My dad has a story about the first job he ever had, working with his step dad in the shop. Along with sweeping the floor he had to take the nails that were pulled from various jobs and straighten them out to be reused. As I am pulling hundreds of nails out of the wall that we missed on our first pass through while ripping out the lathe, I am reminded of a small boy with a hammer, dutifully tapping on each nail.

It has been hard filling a 20 yard dumpster with wood, plaster, and virtually new sheet rock. I know where it is going and it always breaks my heart when I realize that I am part of a cycle of waste. The lathe might have been reused for something - we aren't entirely sure what at the moment - but the plaster was not reusable for anything other than fill. The sheet rock, new when we moved in, was only in place due to the constraints of our loan. Even then we knew we would be ripping it out as soon as we started the kitchen. It bothered us both but the point was getting the house, not fighting with the loan company about the waste we'd be creating.

I learned so much about waste and recycling, really re-using materials when I lived in Ireland and a lot of the time I feel like I am doing a huge disservice to that experience. It's a matter of cost and output here. I could spend the time pulling the nails out of the lathe, finding something for the lathe, storing it until we found a way to reuse it, but it is wholly inconvenient and it is exactly that inconvenience that drives our culture. The cast iron sink that was apparently the second kitchen sink to be used in the house is being reused in our basement primarily because I forbade Jeff from getting rid of it. Other than cosmetic issues, it is a perfectly serviceable sink and as we are finding throughout the house, materials are not made like this anymore. When our house was built in 1902, that plaster and lathe was meant to be there for the entirety of the life of the house. They didn't consider needing to do rewiring or the like.

We have also discovered more work that needs to be done sooner rather than later which is normally how these things go in old houses. The old chimney that is no longer in use sits in one corner of the kitchen. Our plan is to eventually take it down once we get to the roof in a few years but between now and then we'll need to clean it up so it's not a complete eyesore or crumbling out which means I get to read up and make a grand mess of re-pointing and acid washing. Should be a fascinating learning experience.

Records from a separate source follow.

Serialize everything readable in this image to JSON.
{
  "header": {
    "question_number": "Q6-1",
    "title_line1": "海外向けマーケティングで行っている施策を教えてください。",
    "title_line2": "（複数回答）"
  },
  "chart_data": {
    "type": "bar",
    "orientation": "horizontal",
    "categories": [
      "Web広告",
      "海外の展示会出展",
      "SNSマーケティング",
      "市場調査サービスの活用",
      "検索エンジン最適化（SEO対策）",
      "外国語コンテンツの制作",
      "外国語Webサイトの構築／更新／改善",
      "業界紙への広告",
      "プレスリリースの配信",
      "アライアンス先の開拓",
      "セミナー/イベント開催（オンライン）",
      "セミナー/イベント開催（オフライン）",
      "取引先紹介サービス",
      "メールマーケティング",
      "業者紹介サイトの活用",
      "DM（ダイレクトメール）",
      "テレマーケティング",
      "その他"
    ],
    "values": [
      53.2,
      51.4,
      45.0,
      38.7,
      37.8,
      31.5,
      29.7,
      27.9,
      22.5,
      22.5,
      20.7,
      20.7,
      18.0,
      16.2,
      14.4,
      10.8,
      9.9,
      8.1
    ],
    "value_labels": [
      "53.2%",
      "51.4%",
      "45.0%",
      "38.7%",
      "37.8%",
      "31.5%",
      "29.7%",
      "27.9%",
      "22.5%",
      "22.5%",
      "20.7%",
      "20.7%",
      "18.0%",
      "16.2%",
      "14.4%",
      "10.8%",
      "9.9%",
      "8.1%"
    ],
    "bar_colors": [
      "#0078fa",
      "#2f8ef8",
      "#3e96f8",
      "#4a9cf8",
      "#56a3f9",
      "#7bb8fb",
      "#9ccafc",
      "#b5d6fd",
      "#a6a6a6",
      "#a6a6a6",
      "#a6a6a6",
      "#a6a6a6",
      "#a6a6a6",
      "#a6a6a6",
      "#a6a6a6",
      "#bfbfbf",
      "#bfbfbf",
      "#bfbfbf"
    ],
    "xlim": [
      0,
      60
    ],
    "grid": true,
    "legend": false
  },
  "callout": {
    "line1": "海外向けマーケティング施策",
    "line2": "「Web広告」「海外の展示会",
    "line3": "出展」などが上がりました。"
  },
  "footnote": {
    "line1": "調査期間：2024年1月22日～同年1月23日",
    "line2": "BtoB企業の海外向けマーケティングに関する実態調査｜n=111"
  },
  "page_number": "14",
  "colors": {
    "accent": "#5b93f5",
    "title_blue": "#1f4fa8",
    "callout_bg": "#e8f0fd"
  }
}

We are making a point to purchase reasonably quality goods. The cabinets are not the solid wood that we had originally priced out, but they are very sturdy and will last us our life with the house and beyond. The counter tops we are looking at are quartz, durable and long lasting without the same problems of granite. I'm choosing classic fixtures and colors - black and white tile for the galley, marble back splash - because as much as I know they'll go out of style, they will return again. At least, these are the stories I tell myself in the hopes that in thirty years or more, the new owners won't need to rent their own 20 yard dumpster to repeat the process. This might just be wishful thinking though.

While I harvest nails and Jeff harvests little shocks from rewiring the electrical, I am focusing on being grateful for the abundance of help and excellent know-how from family and friends, the luck that has gotten us this far with our home, and the love that is going into making each inch of space count. It's not pickles and blueberries, but it means a great deal regardless.